The recent High Court case of Mitchell v Zhang  NZHC 3208 helps to further define how far a vendor’s warranties and undertakings extend. One of the main issues addressed in this case was the extent of a vendor’s disclosure obligations to a purchaser under clause 7.1 of the ADLS Agreement for Sale and Purchase.
Clause 7.1 of the General Terms of Sale in the ADLS Agreement for Sale and Purchase provides:
7.0 Vendors’ warranties and undertakings
7.1 The vendor warrants and undertakes that at the date of this agreement the vendor has not:
(a) from any local or government authority or other statutory body; or
(b) under the Resource Management Act 1991; or
(c) from any tenant of the property; or
(d) from any other party; or
given any consent or waiver, which directly or indirectly affects the property and which has not been disclosed in writing to the purchaser.
Background of the case:
A landowners’ association made a plan change request that led to a plan variation that was incorporated in the Auckland Unitary Plan. At the hearing stage a Council officer recommended that the plan change incorporate a local road. The Vendor’s had received notice of the outcome of the plan change decision as a result of their involvement in advancing the plan change.
Ms Zhang made an unconditional offer to buy the property for $5.8 million on the same day she first inspected it and later that day learnt that the Auckland Unitary Plan showed an indicative road running through the eastern boundary of the property. The requirement to construct a road through the property would reduce the number of sections that could be formed by suddivision (expert evidence later established that the requirement for the road would mean the property was worth $4 million).
Ms Zhang claimed the failure to disclose the indicative road was a breach of the vendor’s warranties in clause 7.1 of the agreement for sale and purchase. After making further enquiries with the Council the Purchaser purported to cancel the agreement. The vendors applied to the High Court for specific performance.
The position established in Kaitaia Timber Company Ltd v Alternative Enterprises Ltd  NZHC 2497 (as approved in Western Park Village Ltd v Baho  NZHC 198,  NZCA 630 (CA)), is that a requirement to disclose under clause 7.1 will only arise where there is some action that is required to be taken with respect to the property. That position was accepted, and it was submitted that the plan change effectively required some action to be taken with respect to the property.
The notice the Vendor’s received about the outcome of the plan change decision was a notice under cl 7.1. It was submitted the correct interpretation of “notice” under cl 7.1 was that it “includes any notice which mandates an owner to positively construct something or to remove something in the event that the land is to be used for any purpose”. It was submitted that the notice required the Vendor or any developer of the land to construct the local road.

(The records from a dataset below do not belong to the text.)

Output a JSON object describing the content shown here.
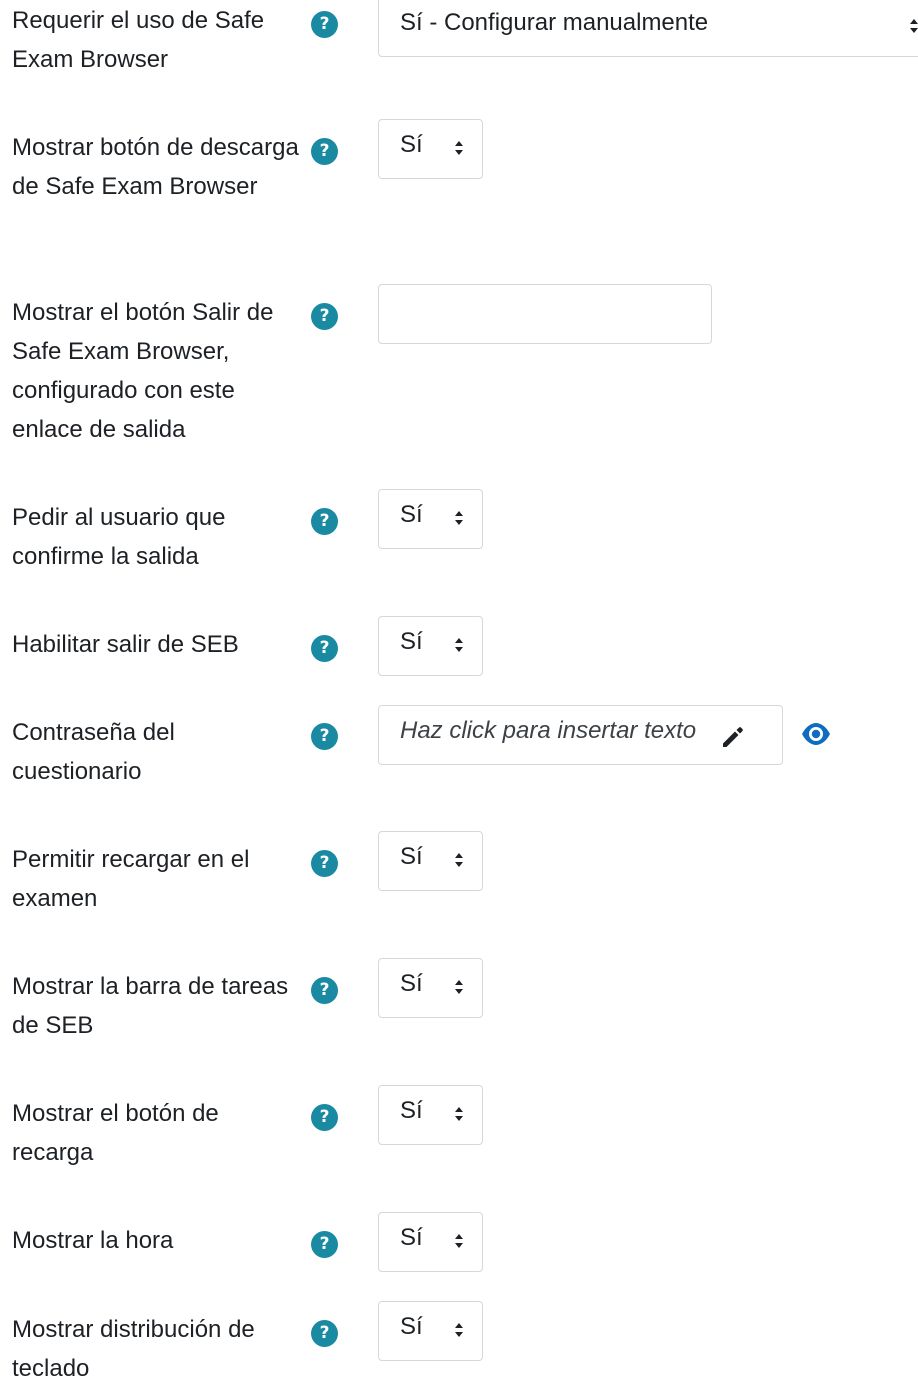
{
  "fields": [
    {
      "label": "Requerir el uso de Safe Exam Browser",
      "value": "Sí - Configurar manualmente",
      "help_icon": "question-circle-icon"
    },
    {
      "label": "Mostrar botón de descarga de Safe Exam Browser",
      "value": "Sí",
      "help_icon": "question-circle-icon"
    },
    {
      "label": "Mostrar el botón Salir de Safe Exam Browser, configurado con este enlace de salida",
      "value": "",
      "help_icon": "question-circle-icon"
    },
    {
      "label": "Pedir al usuario que confirme la salida",
      "value": "Sí",
      "help_icon": "question-circle-icon"
    },
    {
      "label": "Habilitar salir de SEB",
      "value": "Sí",
      "help_icon": "question-circle-icon"
    },
    {
      "label": "Contraseña del cuestionario",
      "placeholder": "Haz click para insertar texto",
      "edit_icon": "pencil-icon",
      "reveal_icon": "eye-icon",
      "help_icon": "question-circle-icon"
    },
    {
      "label": "Permitir recargar en el examen",
      "value": "Sí",
      "help_icon": "question-circle-icon"
    },
    {
      "label": "Mostrar la barra de tareas de SEB",
      "value": "Sí",
      "help_icon": "question-circle-icon"
    },
    {
      "label": "Mostrar el botón de recarga",
      "value": "Sí",
      "help_icon": "question-circle-icon"
    },
    {
      "label": "Mostrar la hora",
      "value": "Sí",
      "help_icon": "question-circle-icon"
    },
    {
      "label": "Mostrar distribución de teclado",
      "value": "Sí",
      "help_icon": "question-circle-icon"
    }
  ],
  "help_glyph": "?",
  "colors": {
    "help_icon": "#1a8aa3",
    "eye_icon": "#0f6cbf",
    "text": "#1d2125",
    "border": "#d5d8dc"
  }
}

It effectively required some action to be taken (or avoided by making application for resource consent without the road) particular to the property.
The Court did not accept the argument that the correspondence about the plan change constituted a notice as that term is used in clause 7.1 of the agreement for sale and purchase. There was no communication from the Council to the Mitchells of any demand, requisition or outstanding requirement in relation to their property. The claim for breach of warranty under clause 7.1 failed and Ms Zhang was ordered to specifically perform the purchase.
Considerations leading to the decision:
This case outlines the importance of completing your own due diligence investigations when purchasing a property. There are limits on how far the warranties and undertakings in clause 7.1 will assist a purchaser. A vendor will not be required to disclose information about their property that may require action in the future where that duty is imposed in a general way rather than by way of a notice or demand.